Despite such notable buzz kills as Fiona Apple's rambling anti-thank-you speech and Madonna's soapbox anti-paparazzi entreaty in the wake of Princess Diana's death, this year's MTV Video Music Awards seemed to jostle along at a slightly more energetic pace than in previous years. Chris Rock's hosting of the proceedings gave the show a slightly edgy, in-your-face quality--but the fluidity of its look should be credited to LD Allen Branton and set designer Keith Raywood.

"The show has always tended to be scenically thematic," Raywood explains. "MTV is really about moving images, so I wanted to do a show that didn't have a concept or a theme. The only constant would be that it's live performance and video."

Once he settled on this tack, Raywood's task became figuring out how to incorporate as many effects as possible around the presenters' stage, the host's stage, and the performance space. "I wanted to push the envelope of how much lighting and video I could get onto one stage," Raywood says. "So my idea was to create a wall of video that wasn't just a videowall or just video cubes or a Jumbotron, but was broken up by Vari*Lites, where you could have at least a 4'x4' cubed concentration of a video image, and then disperse it out over a wall that was 30 cubes wide by 20 cubes high."

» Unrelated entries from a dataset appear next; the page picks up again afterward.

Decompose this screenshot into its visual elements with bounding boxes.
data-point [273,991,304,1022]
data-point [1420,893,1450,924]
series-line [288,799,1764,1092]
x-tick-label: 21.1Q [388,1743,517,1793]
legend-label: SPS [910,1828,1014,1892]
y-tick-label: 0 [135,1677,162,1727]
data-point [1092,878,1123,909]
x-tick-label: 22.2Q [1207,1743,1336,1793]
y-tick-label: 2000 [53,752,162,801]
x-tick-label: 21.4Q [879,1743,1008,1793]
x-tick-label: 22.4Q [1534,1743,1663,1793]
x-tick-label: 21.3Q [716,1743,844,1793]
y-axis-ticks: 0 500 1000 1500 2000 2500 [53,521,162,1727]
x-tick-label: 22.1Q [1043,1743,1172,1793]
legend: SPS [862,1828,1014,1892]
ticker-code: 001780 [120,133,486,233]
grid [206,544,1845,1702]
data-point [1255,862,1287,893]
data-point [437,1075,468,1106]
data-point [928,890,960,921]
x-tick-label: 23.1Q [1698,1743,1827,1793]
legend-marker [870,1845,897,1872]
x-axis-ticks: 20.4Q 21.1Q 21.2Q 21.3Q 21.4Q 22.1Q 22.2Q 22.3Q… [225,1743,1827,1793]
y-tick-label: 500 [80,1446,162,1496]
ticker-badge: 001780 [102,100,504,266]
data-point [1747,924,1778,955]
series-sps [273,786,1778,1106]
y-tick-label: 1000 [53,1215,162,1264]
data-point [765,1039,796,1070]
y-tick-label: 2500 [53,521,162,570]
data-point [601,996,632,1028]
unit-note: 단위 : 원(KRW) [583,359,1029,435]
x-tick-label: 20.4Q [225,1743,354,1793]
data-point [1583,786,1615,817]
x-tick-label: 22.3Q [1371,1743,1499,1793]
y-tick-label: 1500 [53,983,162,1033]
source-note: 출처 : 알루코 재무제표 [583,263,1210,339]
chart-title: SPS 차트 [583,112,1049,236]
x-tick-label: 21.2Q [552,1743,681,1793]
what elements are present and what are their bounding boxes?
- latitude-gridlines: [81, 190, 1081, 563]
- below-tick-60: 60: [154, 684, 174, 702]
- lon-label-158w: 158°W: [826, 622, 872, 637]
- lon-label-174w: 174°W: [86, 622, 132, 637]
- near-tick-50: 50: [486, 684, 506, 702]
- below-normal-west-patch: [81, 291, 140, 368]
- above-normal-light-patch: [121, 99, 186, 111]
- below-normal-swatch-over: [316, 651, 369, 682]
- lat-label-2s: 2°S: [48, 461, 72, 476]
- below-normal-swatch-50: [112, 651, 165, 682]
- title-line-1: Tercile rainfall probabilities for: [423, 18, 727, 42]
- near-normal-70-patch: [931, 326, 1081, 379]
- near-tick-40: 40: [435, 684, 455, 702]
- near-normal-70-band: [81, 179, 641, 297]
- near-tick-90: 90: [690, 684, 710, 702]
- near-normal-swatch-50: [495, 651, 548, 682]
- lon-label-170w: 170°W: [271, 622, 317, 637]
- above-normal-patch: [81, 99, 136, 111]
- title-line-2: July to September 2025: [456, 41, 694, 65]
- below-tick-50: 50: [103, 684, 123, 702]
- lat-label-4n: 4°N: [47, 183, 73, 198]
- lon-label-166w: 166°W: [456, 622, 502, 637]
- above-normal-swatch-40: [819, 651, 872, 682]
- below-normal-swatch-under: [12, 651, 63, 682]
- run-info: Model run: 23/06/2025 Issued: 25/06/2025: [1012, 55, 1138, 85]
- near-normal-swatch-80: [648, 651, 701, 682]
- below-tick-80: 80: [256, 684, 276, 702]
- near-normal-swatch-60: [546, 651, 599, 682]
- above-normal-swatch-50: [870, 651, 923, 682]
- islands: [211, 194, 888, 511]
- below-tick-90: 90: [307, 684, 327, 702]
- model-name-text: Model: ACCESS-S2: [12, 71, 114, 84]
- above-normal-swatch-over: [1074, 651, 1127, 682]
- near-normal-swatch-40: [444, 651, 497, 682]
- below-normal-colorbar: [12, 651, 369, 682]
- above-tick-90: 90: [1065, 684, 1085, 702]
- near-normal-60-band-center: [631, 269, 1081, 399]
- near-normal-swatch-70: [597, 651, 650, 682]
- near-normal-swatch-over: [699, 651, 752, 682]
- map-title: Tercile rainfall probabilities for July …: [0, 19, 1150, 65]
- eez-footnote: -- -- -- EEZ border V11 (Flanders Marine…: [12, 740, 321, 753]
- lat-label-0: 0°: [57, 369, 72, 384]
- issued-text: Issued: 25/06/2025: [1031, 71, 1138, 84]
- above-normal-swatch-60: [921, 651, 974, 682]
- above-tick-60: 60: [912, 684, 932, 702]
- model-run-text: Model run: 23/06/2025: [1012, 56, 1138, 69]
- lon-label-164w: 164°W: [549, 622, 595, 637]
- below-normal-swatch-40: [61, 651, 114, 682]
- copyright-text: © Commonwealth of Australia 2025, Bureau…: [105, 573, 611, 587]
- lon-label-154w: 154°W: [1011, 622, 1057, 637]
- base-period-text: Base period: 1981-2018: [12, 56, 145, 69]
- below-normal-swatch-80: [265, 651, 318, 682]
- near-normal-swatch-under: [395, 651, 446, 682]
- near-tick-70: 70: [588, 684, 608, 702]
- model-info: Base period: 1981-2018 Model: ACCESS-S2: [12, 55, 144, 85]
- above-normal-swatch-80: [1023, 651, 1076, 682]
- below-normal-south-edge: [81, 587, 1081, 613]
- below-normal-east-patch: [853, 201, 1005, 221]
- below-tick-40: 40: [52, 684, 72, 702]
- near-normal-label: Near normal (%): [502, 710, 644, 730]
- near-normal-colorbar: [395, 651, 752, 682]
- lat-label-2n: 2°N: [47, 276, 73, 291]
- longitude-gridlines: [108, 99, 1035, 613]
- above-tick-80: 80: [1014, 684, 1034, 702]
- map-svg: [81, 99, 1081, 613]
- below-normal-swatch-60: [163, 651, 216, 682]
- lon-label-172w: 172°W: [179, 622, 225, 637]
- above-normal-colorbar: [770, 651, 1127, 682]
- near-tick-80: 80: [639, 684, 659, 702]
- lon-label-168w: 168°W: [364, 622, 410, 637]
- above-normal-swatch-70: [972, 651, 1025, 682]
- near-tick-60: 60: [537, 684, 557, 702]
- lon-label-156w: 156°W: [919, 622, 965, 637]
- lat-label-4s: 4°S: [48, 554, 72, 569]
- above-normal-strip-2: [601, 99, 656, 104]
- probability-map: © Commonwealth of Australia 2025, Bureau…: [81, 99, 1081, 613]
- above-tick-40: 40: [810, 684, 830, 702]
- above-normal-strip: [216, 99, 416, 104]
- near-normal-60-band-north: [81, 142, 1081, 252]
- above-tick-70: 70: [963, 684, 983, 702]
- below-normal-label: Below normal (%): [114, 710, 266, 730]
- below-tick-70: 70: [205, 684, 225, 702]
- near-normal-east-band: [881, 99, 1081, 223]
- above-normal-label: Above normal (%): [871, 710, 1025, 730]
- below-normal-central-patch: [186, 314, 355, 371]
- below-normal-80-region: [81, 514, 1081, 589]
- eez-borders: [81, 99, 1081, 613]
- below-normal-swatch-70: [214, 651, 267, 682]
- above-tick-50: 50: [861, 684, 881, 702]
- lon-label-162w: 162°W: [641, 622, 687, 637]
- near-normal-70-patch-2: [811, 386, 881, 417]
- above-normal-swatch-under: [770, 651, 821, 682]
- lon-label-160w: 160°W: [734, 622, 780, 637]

Using a grid pattern, the designer rented empty video cubes, and then had Branton fill them with VL6(TM) automated luminaires. "So we were actually projecting Vari*Lites into a video cube that didn't have a projector in it, to disperse the image that way," Raywood says. "Then I incorporated themonto the stage, and I had a lot of help, obviously, from the MTV staff, especial ly Todd Mueller and Greg Buyalos, who are producers of on-air promos. Then I coordinated them with Allen so that they could match the colors--from video color to Vari*Lite color. I also chose gobos with Allen that were more geometric to fit the modernist images we were trying to create."

For his part, Branton enjoyed working with the unconventional set. "I really think Keith hit on something impressive," Branton says. "The style of the set was kind of techno-retro-modern all at once, so it forced me to take the style of the way the show would look in this one direction, and keep it there. If you tried to deviate from it much, it felt too dissonant. I worried at the time that it all looked a little too much the same, but in hindsight, it worked pretty well."

Raywood credits Branton's talent for making his design a success. "I always feel as a designer that if you don't walk that edge where it could just possibly fail miserably, then you're not really doing anything," Raywood says. "But I always know in the back of my mind that Allen will make it look great."

Acadia and Tait Towers built the set. The lighting was supplied by Vari-Lite, Inc., BML Stage Lighting, Light & Sound Design, and High End Systems. Lighting directors included Harry Sangmeister, Tom Beck, and Michael Callahan; Michael Goodwin was the technical lighting supervisor. Vari-Lite technical event supervisors included Laura Frank, Katherine "Kat" Fantaski, and Lacey Taylor. BML's crew included crew chief David Oakes and lighting technicians Pauly Gattoni, Russ Kietel, Susan Nead, and electrician Brad Bruehler. J.R. Edgington was LSD crew chief; Icon technicians included Justin Cauley and Dan Bowland.

>From MTV's point of view, the designers should feel more than satisfied with their accomplishment. "The challenge that we put down to the production and lighting designers for the Video Music Awards is enormous," says producer Carol Donovan. "It's a time-consuming design because there are so many elements to it. We never do things the simple way; we always force people to do it the hard way. Luckily, Allen is always up for the challenge, and it makes him come up with even more brilliant and beautiful solutions, which ultimately makes the lighting design more interesting."